Maybe it’s just me, but it seems that the point when cheering for Celtic became something you were obliged to do rather than chose to do appeared to coincide with the decline in the fortunes of the Scottish Premier League. Perhaps the growing irrelevance of the competition the club play in made the hardcore fans anxious to find another, more important reason, to stay so passionate. How else do we explain that group of morons at Lansdowne Road who boo every obscure international player with any connection to Rangers? Whatever the merits of that theory, the utter ridiculousness of the SPL is no longer up for debate.

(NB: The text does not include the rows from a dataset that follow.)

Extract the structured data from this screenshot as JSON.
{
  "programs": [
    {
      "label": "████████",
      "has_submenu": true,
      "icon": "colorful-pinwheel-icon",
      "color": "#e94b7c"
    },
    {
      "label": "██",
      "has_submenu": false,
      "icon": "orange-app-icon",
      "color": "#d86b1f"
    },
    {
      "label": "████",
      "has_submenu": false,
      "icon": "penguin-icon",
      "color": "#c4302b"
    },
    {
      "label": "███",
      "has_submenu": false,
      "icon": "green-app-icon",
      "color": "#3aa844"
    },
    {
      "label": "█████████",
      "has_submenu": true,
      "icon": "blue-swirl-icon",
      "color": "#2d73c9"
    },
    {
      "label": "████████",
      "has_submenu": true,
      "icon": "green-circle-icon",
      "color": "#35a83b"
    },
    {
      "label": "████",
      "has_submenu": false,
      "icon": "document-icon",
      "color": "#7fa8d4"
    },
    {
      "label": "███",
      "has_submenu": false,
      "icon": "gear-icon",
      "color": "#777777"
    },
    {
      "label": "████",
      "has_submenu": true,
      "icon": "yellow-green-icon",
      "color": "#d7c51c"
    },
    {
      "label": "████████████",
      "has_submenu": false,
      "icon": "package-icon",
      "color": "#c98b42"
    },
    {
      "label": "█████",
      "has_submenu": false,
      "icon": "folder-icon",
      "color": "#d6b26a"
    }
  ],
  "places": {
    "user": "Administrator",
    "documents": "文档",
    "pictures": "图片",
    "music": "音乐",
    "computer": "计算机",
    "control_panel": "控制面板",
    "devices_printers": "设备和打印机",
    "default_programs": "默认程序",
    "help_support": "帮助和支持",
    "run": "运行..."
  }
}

“Realistically, we won the league last season because Celtic and Rangers are in a league of their own and they compete for first and last place in that league,” said Hearts Canadian center-half Kevin McKenna about his side’s third -place finish. “Two months into every season you can already see it spreading out like that. I would like to see them go to the Premiership. If they did, I think one of them would be challenging Manchester United within five years because they would get players who won’t come to them now because of the league they are in.

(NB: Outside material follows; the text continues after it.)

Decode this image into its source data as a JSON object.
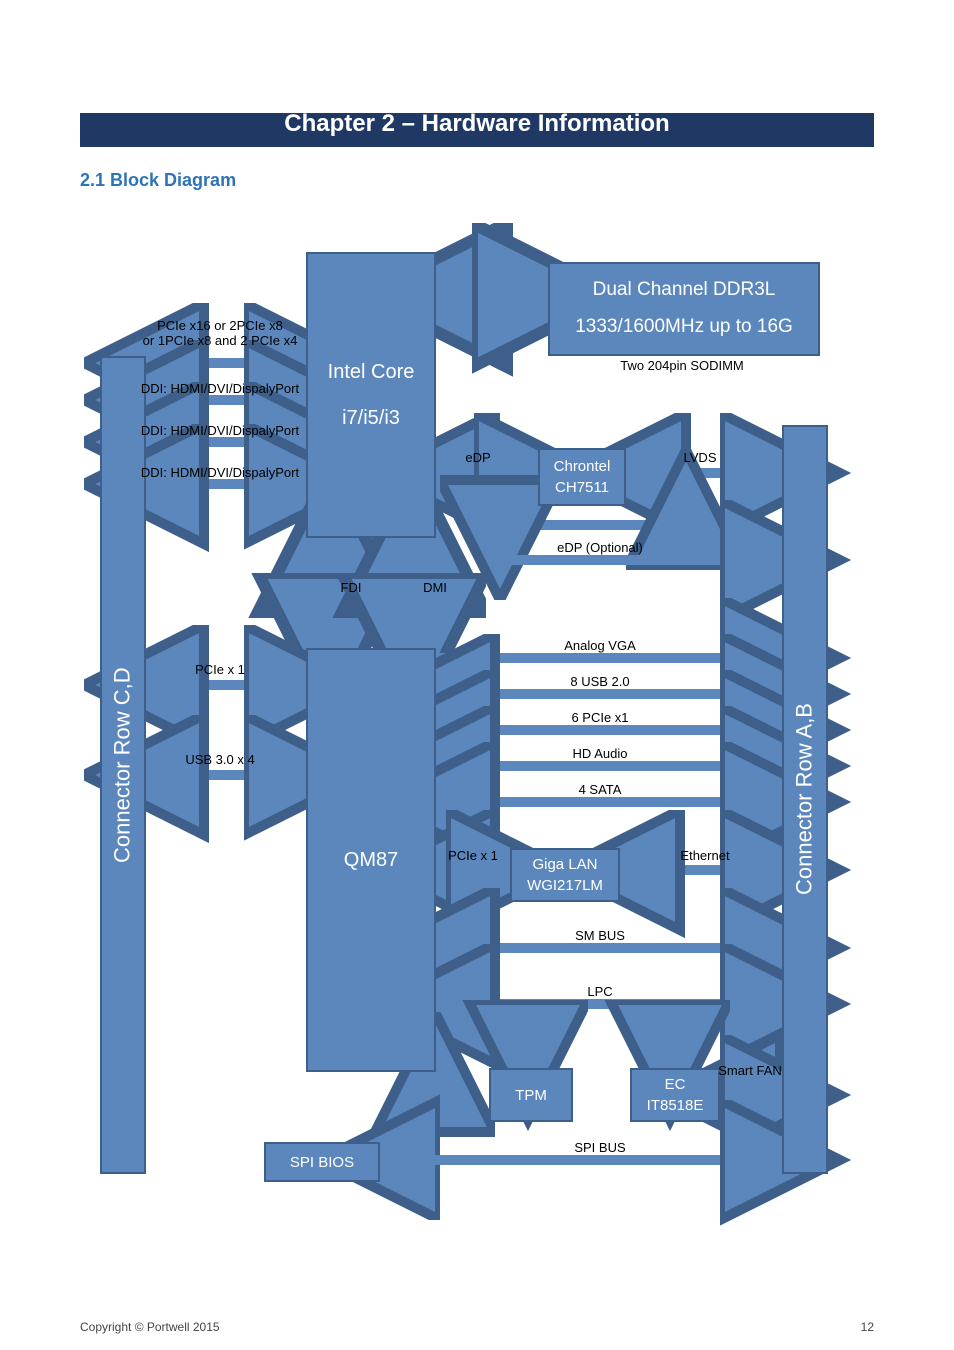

“When you are playing Celtic or Rangers, you are expected to lose the game. You go out and say, ‘let’s give it a go,’ but if you lose five nothing, you know are not going to get your head torn off by anyone. You can talk about it ’til you are blue in the face. There’s just no situation like this in any other football or any other sport.”
The son of an emigrant couple from Paisley, McKenna grew up religiously watching Celtic matches with his brothers in a Calgary pub every weekend. The scales have dropped from his eyes since then. Even if he still drops names like Cadete and Di Canio with a certain reverence, the teenage fan quickly matured into a seasoned pro, his reasoned view of the Old Firm chastened by bitter experience. That something drastic needs to be done about the Scottish duopoly was hammered home yet again on this American tour. The whipping Celtic recently received from Manchester United in Seattle summed up the growing distance between them and Europe’s elite clubs.
Regardless of results and performances, however, Celtic’s participation in what the American organizers have grandiloquently titled the ChampionsWorld Series augurs well for their commercial and footballing futures. Just look at the rest of the lineup. Boca Juniors were recently crowned champions of South America, Club America are the biggest outfit in Mexico, and the status of Barcelona, Juventus, United and AC Milan hardly requires further elaboration. Heady company for the second best side in Scotland to be keeping, an unfortunate downside may be that this stateside foray could well have tired out some of O’Neill’s players ahead of next Wednesday’s Champions’ League qualifier against Kaunas of Lithuania.
Still, just by being here last week they were reminding people that long-term they want to be closely associated with the biggest clubs in the world, not the smaller political parties in Ireland.